Еще совсем недавно Габриелю казалось, что нет на свете боли сильнее, чем боль от пули или сабельного удара. Как наивен он был, глупец! Теперь-то он знает, какова она на вкус – самая сильная, самая страшная на свете боль – боль в разбитом сердце!
Как часто посещают память воспоминания об ушедших, кажущихся такими счастливыми, днях. До чего же славно было бы вернуться в маленький домик, спрятанный в лесной глуши, и жить – тихо, спокойно, бездумно, безмятежно!
Увы! Не вернуть уже тех дней. И не стать Габриелю опять капитаном Форчуном, не поднять ему паруса, не выйти на морской простор с непокрытой, непокорной головой!
Шайна… Она появилась в его жизни, и все переменилось. Навек.
И останется таким, пока эта женщина не исчезнет из его жизни.
Что ж, он должен попытаться. Попытаться наперекор всему. Он вернет то, чего никому еще не удавалось вернуть – ушедшее время. А это просто. Нужно только убить Шайну и вернуться на бескрайние просторы морей. Вдохнуть полной, освободившейся от непосильного груза грудью соленый ветер.
Да будет так!
Габриель поднялся с колен, позвал Луизу и велел ей принести горячей воды. Для начала он должен сбрить бороду. Ему не нужно больше прятать свое лицо.
20
Габриелю пришлось сделать над собой усилие, чтобы вернуться в комнату Шайны. Ее слезы, ее искреннее отчаяние не выходили у него из головы, глубоко запали в сердце. Ему было трудно избавиться от чувств, до сих пор прочно гнездившихся в глубине души. Он пытался справиться с ними, выбросить их из сердца, как садовник вырывает с корнем, выбрасывает прочь сорняки, проросшие на цветочной клумбе.
Да, так больше продолжаться не может. Всему есть предел. Габриель пытался настроить себя на решительный лад, поверить в то, что все слезы Шайны – не более чем попытка разжалобить его. Нужно быть сильным, нельзя расслабляться, нельзя забывать о том, что предательство этой женщины стоило жизни его товарищам, людям, которые шли за ним и верили в него. И вот из-за измены Шайны настал тот черный день в Вильямсбурге, когда их отправили на виселицу. Она, и только она повинна в этом.
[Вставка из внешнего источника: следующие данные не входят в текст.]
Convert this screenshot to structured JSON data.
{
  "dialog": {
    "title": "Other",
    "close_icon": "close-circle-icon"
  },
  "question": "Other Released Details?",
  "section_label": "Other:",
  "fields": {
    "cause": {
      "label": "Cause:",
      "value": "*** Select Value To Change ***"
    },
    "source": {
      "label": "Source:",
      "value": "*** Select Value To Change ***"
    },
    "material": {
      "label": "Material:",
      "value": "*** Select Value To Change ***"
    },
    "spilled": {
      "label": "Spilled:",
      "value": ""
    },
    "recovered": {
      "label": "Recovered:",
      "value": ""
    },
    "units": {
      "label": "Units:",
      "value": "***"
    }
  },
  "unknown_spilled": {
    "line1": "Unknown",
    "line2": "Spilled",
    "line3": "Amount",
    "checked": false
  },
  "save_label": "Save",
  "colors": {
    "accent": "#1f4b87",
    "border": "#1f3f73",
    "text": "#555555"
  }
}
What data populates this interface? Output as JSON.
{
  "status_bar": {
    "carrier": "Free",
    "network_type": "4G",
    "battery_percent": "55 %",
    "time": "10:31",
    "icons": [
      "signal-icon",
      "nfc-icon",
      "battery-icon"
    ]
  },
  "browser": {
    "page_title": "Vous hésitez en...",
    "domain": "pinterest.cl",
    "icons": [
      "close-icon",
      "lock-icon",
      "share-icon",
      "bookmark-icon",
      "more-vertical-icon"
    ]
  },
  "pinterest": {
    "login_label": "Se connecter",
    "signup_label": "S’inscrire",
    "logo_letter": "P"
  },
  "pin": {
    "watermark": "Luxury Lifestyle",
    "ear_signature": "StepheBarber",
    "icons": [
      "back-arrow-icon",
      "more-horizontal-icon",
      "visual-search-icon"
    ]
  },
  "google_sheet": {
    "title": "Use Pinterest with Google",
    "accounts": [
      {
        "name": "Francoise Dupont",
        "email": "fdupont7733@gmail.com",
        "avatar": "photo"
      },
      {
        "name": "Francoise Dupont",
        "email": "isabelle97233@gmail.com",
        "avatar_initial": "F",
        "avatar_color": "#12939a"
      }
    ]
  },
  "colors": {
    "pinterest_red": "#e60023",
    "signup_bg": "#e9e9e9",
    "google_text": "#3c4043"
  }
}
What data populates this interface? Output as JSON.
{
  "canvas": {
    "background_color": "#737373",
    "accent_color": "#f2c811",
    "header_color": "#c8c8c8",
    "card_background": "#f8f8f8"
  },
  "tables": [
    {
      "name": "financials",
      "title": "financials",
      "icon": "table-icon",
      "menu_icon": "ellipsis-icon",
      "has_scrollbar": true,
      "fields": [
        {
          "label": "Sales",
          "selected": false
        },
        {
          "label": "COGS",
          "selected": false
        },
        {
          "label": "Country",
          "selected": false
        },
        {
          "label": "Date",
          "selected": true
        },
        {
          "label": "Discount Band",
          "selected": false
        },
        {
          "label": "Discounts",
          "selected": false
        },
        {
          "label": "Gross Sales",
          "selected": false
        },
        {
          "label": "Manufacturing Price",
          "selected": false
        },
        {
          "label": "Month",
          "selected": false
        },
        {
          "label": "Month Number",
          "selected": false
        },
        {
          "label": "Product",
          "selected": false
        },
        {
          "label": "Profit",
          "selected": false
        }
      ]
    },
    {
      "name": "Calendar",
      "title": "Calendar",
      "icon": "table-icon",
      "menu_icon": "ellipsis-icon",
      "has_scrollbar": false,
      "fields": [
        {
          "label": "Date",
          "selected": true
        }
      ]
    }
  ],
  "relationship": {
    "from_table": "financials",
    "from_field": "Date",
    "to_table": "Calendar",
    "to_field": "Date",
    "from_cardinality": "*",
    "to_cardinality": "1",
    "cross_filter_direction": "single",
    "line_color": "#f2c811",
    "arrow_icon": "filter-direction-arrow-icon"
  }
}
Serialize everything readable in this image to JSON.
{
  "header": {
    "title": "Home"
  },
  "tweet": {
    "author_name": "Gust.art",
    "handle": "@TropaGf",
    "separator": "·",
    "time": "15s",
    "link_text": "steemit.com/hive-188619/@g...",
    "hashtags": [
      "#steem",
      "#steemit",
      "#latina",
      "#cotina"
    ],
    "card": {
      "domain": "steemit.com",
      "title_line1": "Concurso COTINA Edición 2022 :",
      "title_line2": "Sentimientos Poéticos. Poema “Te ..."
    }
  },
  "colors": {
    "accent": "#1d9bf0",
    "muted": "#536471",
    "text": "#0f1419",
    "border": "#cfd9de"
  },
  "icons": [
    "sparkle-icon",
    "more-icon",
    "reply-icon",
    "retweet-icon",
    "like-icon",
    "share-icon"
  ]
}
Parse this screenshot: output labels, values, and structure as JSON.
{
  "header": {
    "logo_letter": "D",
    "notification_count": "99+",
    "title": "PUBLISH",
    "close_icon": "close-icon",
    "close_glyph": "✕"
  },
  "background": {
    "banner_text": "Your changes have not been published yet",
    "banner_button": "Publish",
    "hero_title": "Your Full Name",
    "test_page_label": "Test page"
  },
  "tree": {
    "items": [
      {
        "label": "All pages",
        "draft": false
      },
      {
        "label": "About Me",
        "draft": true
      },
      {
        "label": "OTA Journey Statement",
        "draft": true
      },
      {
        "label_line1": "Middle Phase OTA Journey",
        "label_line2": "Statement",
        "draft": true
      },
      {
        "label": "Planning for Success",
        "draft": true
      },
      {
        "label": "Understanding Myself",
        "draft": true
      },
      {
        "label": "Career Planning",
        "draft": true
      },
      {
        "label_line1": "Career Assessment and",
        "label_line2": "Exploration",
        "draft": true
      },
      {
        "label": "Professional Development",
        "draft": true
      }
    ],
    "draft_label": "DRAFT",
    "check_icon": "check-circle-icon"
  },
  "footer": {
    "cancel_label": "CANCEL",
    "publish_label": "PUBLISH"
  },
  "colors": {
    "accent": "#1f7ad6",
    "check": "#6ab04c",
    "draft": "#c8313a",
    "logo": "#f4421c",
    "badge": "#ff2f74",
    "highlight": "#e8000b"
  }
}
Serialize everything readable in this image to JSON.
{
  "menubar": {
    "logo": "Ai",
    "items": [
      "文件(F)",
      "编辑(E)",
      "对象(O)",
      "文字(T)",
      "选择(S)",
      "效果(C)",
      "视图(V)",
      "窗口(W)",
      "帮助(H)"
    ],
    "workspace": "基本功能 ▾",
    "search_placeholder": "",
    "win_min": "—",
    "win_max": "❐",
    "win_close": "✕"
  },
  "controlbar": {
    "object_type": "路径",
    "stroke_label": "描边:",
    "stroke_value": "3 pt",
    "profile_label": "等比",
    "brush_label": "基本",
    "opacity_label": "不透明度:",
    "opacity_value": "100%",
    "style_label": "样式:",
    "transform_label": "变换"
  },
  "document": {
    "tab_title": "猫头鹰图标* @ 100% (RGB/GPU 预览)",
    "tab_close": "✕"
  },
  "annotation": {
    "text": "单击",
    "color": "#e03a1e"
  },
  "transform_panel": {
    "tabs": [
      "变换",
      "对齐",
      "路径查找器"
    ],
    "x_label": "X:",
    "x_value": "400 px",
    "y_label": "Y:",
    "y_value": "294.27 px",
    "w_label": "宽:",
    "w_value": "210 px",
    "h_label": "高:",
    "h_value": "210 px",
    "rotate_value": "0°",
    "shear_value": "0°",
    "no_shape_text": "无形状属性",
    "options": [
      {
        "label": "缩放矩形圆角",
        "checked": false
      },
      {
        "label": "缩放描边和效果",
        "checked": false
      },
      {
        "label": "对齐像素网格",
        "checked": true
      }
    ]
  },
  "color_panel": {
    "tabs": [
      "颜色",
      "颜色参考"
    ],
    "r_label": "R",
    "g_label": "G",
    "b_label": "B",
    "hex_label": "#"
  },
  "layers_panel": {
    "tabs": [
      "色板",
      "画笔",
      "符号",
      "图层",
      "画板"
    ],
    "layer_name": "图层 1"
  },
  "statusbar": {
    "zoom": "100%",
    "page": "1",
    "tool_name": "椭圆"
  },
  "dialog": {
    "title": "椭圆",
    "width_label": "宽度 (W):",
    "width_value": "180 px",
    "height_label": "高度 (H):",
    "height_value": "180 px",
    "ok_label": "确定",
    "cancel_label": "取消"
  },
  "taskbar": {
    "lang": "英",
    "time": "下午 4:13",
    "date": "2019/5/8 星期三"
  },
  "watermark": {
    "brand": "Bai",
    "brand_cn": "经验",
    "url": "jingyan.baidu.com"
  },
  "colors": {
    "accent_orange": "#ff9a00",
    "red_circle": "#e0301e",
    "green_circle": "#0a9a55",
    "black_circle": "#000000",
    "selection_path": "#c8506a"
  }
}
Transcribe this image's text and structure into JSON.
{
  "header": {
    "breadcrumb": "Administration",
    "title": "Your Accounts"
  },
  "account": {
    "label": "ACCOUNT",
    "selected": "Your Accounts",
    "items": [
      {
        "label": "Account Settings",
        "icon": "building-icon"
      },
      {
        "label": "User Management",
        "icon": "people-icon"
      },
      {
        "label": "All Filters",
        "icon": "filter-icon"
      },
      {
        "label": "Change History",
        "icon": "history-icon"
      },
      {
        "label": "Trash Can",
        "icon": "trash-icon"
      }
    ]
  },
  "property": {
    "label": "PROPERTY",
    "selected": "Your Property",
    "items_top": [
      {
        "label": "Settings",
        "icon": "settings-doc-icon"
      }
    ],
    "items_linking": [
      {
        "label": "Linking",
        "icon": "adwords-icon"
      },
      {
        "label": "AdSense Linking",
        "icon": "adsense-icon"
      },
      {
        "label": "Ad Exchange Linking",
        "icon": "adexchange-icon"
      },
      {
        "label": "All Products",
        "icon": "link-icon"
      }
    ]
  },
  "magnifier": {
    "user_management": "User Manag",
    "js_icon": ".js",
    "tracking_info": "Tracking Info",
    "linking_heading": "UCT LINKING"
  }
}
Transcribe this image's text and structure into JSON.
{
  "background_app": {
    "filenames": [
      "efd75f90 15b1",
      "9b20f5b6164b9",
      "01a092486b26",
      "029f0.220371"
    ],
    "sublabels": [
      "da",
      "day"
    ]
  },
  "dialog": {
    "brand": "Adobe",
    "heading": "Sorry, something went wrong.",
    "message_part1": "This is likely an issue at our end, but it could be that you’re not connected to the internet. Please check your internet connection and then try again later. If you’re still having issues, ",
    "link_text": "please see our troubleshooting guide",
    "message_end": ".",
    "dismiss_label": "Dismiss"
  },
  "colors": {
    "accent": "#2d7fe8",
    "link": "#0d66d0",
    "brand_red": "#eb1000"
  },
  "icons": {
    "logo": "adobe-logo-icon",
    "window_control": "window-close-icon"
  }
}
Он вспомнил тот день, свой ужас и смертную тоску, когда на шею легла грубая пеньковая веревка и палач ждал сигнала, чтобы выбить из-под его ног скамейку. Ненависть с новой силой вспыхнула в сердце Габриеля, и он подумал, что теперь в нем достаточно ярости, чтобы отомстить. Да, сейчас он готов остаться с нею лицом к лицу.
Габриель подошел к комнате Шайны и твердой рукой открыл дверь.